"Scientistic sociology" is rhetorician Richard Weaver's term for sociological research that adopts the conventions of scientific discourse whether or not such conventions are necessarily suited to sociology. This concept is further developed in his essay "Concealed Rhetoric in Scientistic Sociology" (1959) that is part of his book, Language is Sermonic.

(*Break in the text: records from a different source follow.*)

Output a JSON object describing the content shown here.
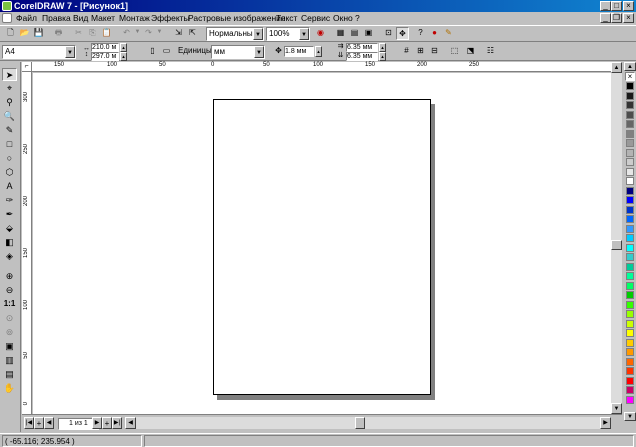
{
  "window": {
    "title": "CorelDRAW 7 - [Рисунок1]"
  },
  "menu": [
    "Файл",
    "Правка",
    "Вид",
    "Макет",
    "Монтаж",
    "Эффекты",
    "Растровые изображения",
    "Текст",
    "Сервис",
    "Окно",
    "?"
  ],
  "toolbar": {
    "view_mode": "Нормальный",
    "zoom": "100%"
  },
  "property_bar": {
    "paper": "A4",
    "width": "210.0 м",
    "height": "297.0 м",
    "units_label": "Единицы:",
    "units_value": "мм",
    "nudge": "1.8 мм",
    "dup_x": "6.35 мм",
    "dup_y": "6.35 мм"
  },
  "ruler_h_labels": [
    "150",
    "100",
    "50",
    "0",
    "50",
    "100",
    "150",
    "200",
    "250"
  ],
  "ruler_v_labels": [
    "300",
    "250",
    "200",
    "150",
    "100",
    "50",
    "0"
  ],
  "page_nav": {
    "label": "1 из 1"
  },
  "status": {
    "coords": "( -65.116; 235.954 )"
  },
  "palette": [
    "#000000",
    "#1a1a1a",
    "#333333",
    "#4d4d4d",
    "#666666",
    "#808080",
    "#999999",
    "#b3b3b3",
    "#cccccc",
    "#e6e6e6",
    "#ffffff",
    "#000080",
    "#0000ff",
    "#0033cc",
    "#0066ff",
    "#3399ff",
    "#00ccff",
    "#00ffff",
    "#33cccc",
    "#00cc99",
    "#00ff99",
    "#00ff66",
    "#00cc00",
    "#33ff00",
    "#99ff00",
    "#ccff00",
    "#ffff00",
    "#ffcc00",
    "#ff9900",
    "#ff6600",
    "#ff3300",
    "#ff0000",
    "#cc0066",
    "#ff00ff"
  ]
}
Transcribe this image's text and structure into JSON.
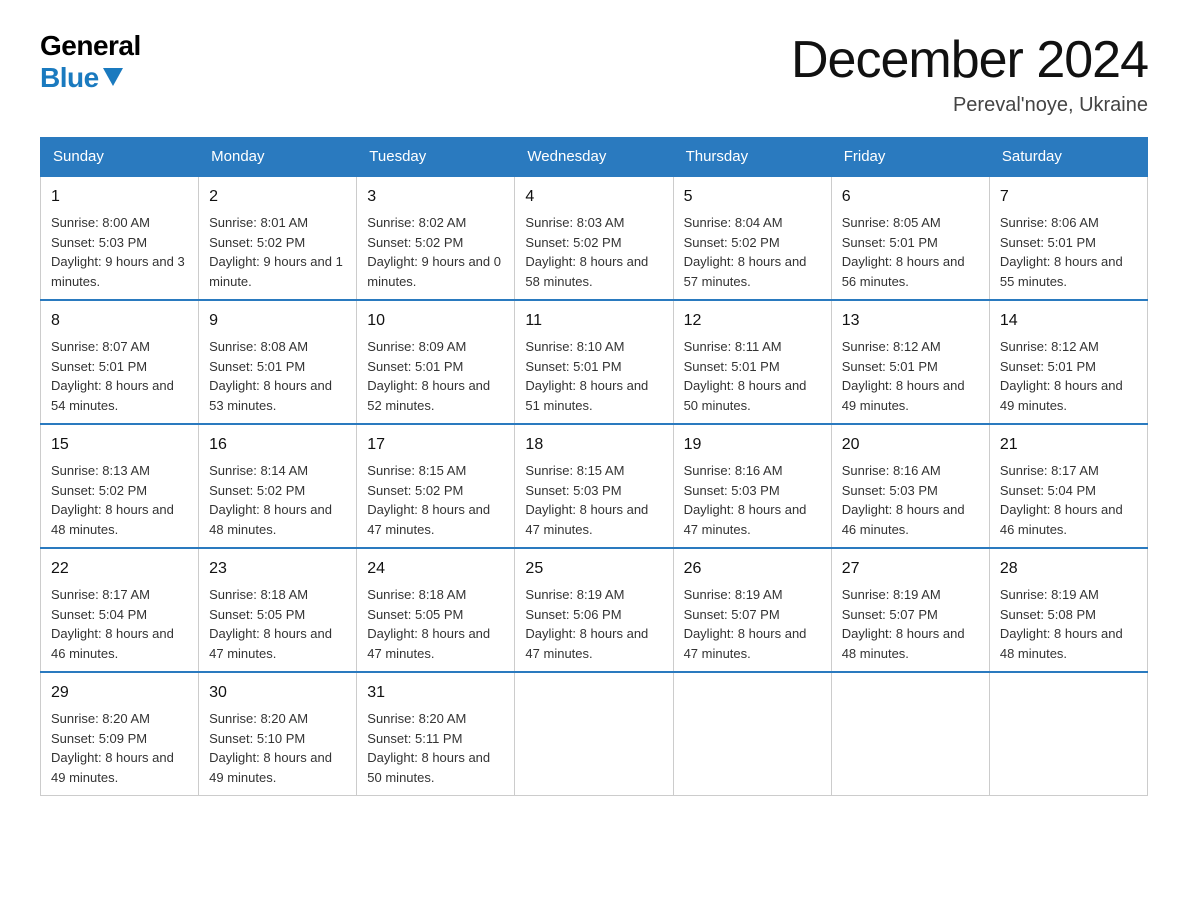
{
  "logo": {
    "general": "General",
    "blue": "Blue"
  },
  "title": "December 2024",
  "subtitle": "Pereval'noye, Ukraine",
  "days_of_week": [
    "Sunday",
    "Monday",
    "Tuesday",
    "Wednesday",
    "Thursday",
    "Friday",
    "Saturday"
  ],
  "weeks": [
    [
      {
        "day": "1",
        "sunrise": "8:00 AM",
        "sunset": "5:03 PM",
        "daylight": "9 hours and 3 minutes."
      },
      {
        "day": "2",
        "sunrise": "8:01 AM",
        "sunset": "5:02 PM",
        "daylight": "9 hours and 1 minute."
      },
      {
        "day": "3",
        "sunrise": "8:02 AM",
        "sunset": "5:02 PM",
        "daylight": "9 hours and 0 minutes."
      },
      {
        "day": "4",
        "sunrise": "8:03 AM",
        "sunset": "5:02 PM",
        "daylight": "8 hours and 58 minutes."
      },
      {
        "day": "5",
        "sunrise": "8:04 AM",
        "sunset": "5:02 PM",
        "daylight": "8 hours and 57 minutes."
      },
      {
        "day": "6",
        "sunrise": "8:05 AM",
        "sunset": "5:01 PM",
        "daylight": "8 hours and 56 minutes."
      },
      {
        "day": "7",
        "sunrise": "8:06 AM",
        "sunset": "5:01 PM",
        "daylight": "8 hours and 55 minutes."
      }
    ],
    [
      {
        "day": "8",
        "sunrise": "8:07 AM",
        "sunset": "5:01 PM",
        "daylight": "8 hours and 54 minutes."
      },
      {
        "day": "9",
        "sunrise": "8:08 AM",
        "sunset": "5:01 PM",
        "daylight": "8 hours and 53 minutes."
      },
      {
        "day": "10",
        "sunrise": "8:09 AM",
        "sunset": "5:01 PM",
        "daylight": "8 hours and 52 minutes."
      },
      {
        "day": "11",
        "sunrise": "8:10 AM",
        "sunset": "5:01 PM",
        "daylight": "8 hours and 51 minutes."
      },
      {
        "day": "12",
        "sunrise": "8:11 AM",
        "sunset": "5:01 PM",
        "daylight": "8 hours and 50 minutes."
      },
      {
        "day": "13",
        "sunrise": "8:12 AM",
        "sunset": "5:01 PM",
        "daylight": "8 hours and 49 minutes."
      },
      {
        "day": "14",
        "sunrise": "8:12 AM",
        "sunset": "5:01 PM",
        "daylight": "8 hours and 49 minutes."
      }
    ],
    [
      {
        "day": "15",
        "sunrise": "8:13 AM",
        "sunset": "5:02 PM",
        "daylight": "8 hours and 48 minutes."
      },
      {
        "day": "16",
        "sunrise": "8:14 AM",
        "sunset": "5:02 PM",
        "daylight": "8 hours and 48 minutes."
      },
      {
        "day": "17",
        "sunrise": "8:15 AM",
        "sunset": "5:02 PM",
        "daylight": "8 hours and 47 minutes."
      },
      {
        "day": "18",
        "sunrise": "8:15 AM",
        "sunset": "5:03 PM",
        "daylight": "8 hours and 47 minutes."
      },
      {
        "day": "19",
        "sunrise": "8:16 AM",
        "sunset": "5:03 PM",
        "daylight": "8 hours and 47 minutes."
      },
      {
        "day": "20",
        "sunrise": "8:16 AM",
        "sunset": "5:03 PM",
        "daylight": "8 hours and 46 minutes."
      },
      {
        "day": "21",
        "sunrise": "8:17 AM",
        "sunset": "5:04 PM",
        "daylight": "8 hours and 46 minutes."
      }
    ],
    [
      {
        "day": "22",
        "sunrise": "8:17 AM",
        "sunset": "5:04 PM",
        "daylight": "8 hours and 46 minutes."
      },
      {
        "day": "23",
        "sunrise": "8:18 AM",
        "sunset": "5:05 PM",
        "daylight": "8 hours and 47 minutes."
      },
      {
        "day": "24",
        "sunrise": "8:18 AM",
        "sunset": "5:05 PM",
        "daylight": "8 hours and 47 minutes."
      },
      {
        "day": "25",
        "sunrise": "8:19 AM",
        "sunset": "5:06 PM",
        "daylight": "8 hours and 47 minutes."
      },
      {
        "day": "26",
        "sunrise": "8:19 AM",
        "sunset": "5:07 PM",
        "daylight": "8 hours and 47 minutes."
      },
      {
        "day": "27",
        "sunrise": "8:19 AM",
        "sunset": "5:07 PM",
        "daylight": "8 hours and 48 minutes."
      },
      {
        "day": "28",
        "sunrise": "8:19 AM",
        "sunset": "5:08 PM",
        "daylight": "8 hours and 48 minutes."
      }
    ],
    [
      {
        "day": "29",
        "sunrise": "8:20 AM",
        "sunset": "5:09 PM",
        "daylight": "8 hours and 49 minutes."
      },
      {
        "day": "30",
        "sunrise": "8:20 AM",
        "sunset": "5:10 PM",
        "daylight": "8 hours and 49 minutes."
      },
      {
        "day": "31",
        "sunrise": "8:20 AM",
        "sunset": "5:11 PM",
        "daylight": "8 hours and 50 minutes."
      },
      null,
      null,
      null,
      null
    ]
  ],
  "labels": {
    "sunrise": "Sunrise:",
    "sunset": "Sunset:",
    "daylight": "Daylight:"
  }
}
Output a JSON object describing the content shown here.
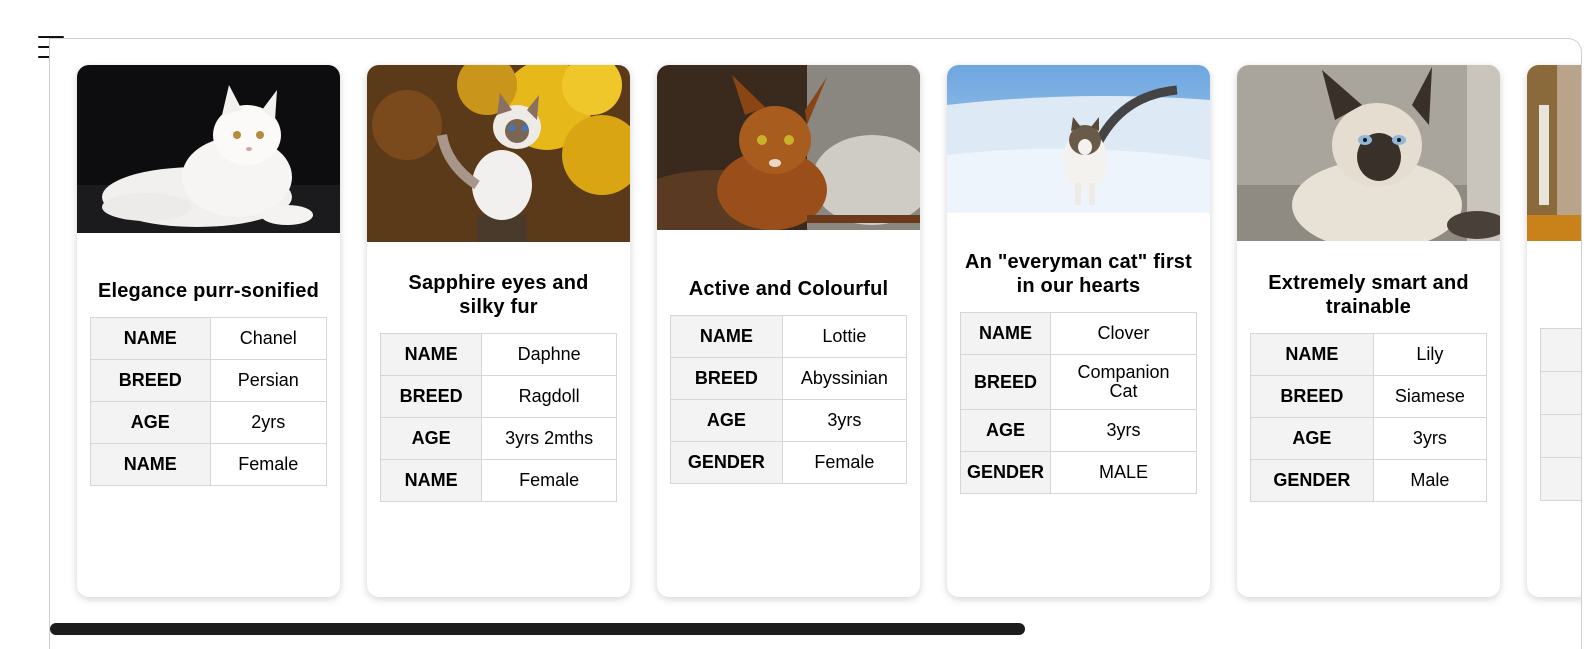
{
  "cards": [
    {
      "title": "Elegance purr-sonified",
      "photo": "white persian cat lying on black background",
      "rows": [
        {
          "k": "NAME",
          "v": "Chanel"
        },
        {
          "k": "BREED",
          "v": "Persian"
        },
        {
          "k": "AGE",
          "v": "2yrs"
        },
        {
          "k": "NAME",
          "v": "Female"
        }
      ]
    },
    {
      "title": "Sapphire eyes and silky fur",
      "photo": "ragdoll kitten on a stump with yellow foliage",
      "rows": [
        {
          "k": "NAME",
          "v": "Daphne"
        },
        {
          "k": "BREED",
          "v": "Ragdoll"
        },
        {
          "k": "AGE",
          "v": "3yrs 2mths"
        },
        {
          "k": "NAME",
          "v": "Female"
        }
      ]
    },
    {
      "title": "Active and Colourful",
      "photo": "abyssinian cat on a knitted blanket",
      "rows": [
        {
          "k": "NAME",
          "v": "Lottie"
        },
        {
          "k": "BREED",
          "v": "Abyssinian"
        },
        {
          "k": "AGE",
          "v": "3yrs"
        },
        {
          "k": "GENDER",
          "v": "Female"
        }
      ]
    },
    {
      "title": "An \"everyman cat\" first in our hearts",
      "photo": "tabby and white cat walking in snow",
      "rows": [
        {
          "k": "NAME",
          "v": "Clover"
        },
        {
          "k": "BREED",
          "v": "Companion Cat"
        },
        {
          "k": "AGE",
          "v": "3yrs"
        },
        {
          "k": "GENDER",
          "v": "MALE"
        }
      ]
    },
    {
      "title": "Extremely smart and trainable",
      "photo": "siamese cat sitting on a grey sofa",
      "rows": [
        {
          "k": "NAME",
          "v": "Lily"
        },
        {
          "k": "BREED",
          "v": "Siamese"
        },
        {
          "k": "AGE",
          "v": "3yrs"
        },
        {
          "k": "GENDER",
          "v": "Male"
        }
      ]
    }
  ]
}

Weaver asserts in his essay that, due to science's high status in society and the steady decline of respect for the study of rhetoric, sociologists use a form of "name calling" in order to gain prestige; calling sociology a "social science" is one way that this occurs. Another way of appearing more scientific that sociologists employ is the use of various scientific conventions in writing reports, such as the following:
- using statistics, charts, and data tables for a study to appear as empirically verifiable as a natural scientist's
- citing dozens of other authorities on the study's subject
- using scientific jargon
- adopting a kind of modesty that natural scientists use for precision; for instance, instead of saying "all fish swim", an ichthyologist would say, "Most, if not all, fish swim" in the interests of preserving accuracy; similarly, a sociologist may say, "Poverty and starvation appear to be interrelated." Weaver asserts that the sociologist's cautious wording is not out of a desire to preserve the truth so much as to avoid taking responsibility for inaccuracies
Weaver's solution to the problem of scientistic sociology is to redefine sociology as a "social philosophy" instead of a "social science". This would mean that sociology would surrender the prestige that comes from being associated with science, but the benefit of this change would be that the discipline would no longer need to apply methods meant for physical sciences to social phenomena. In addition, the name of "social philosophy" would allow sociologists to permit themselves to make and express value judgments in the name of social improvement rather than refraining from doing so to preserve the appearance of scientific neutrality.
And for you sociologists out there, I'm not hatin' on ya. But Weaver sure is.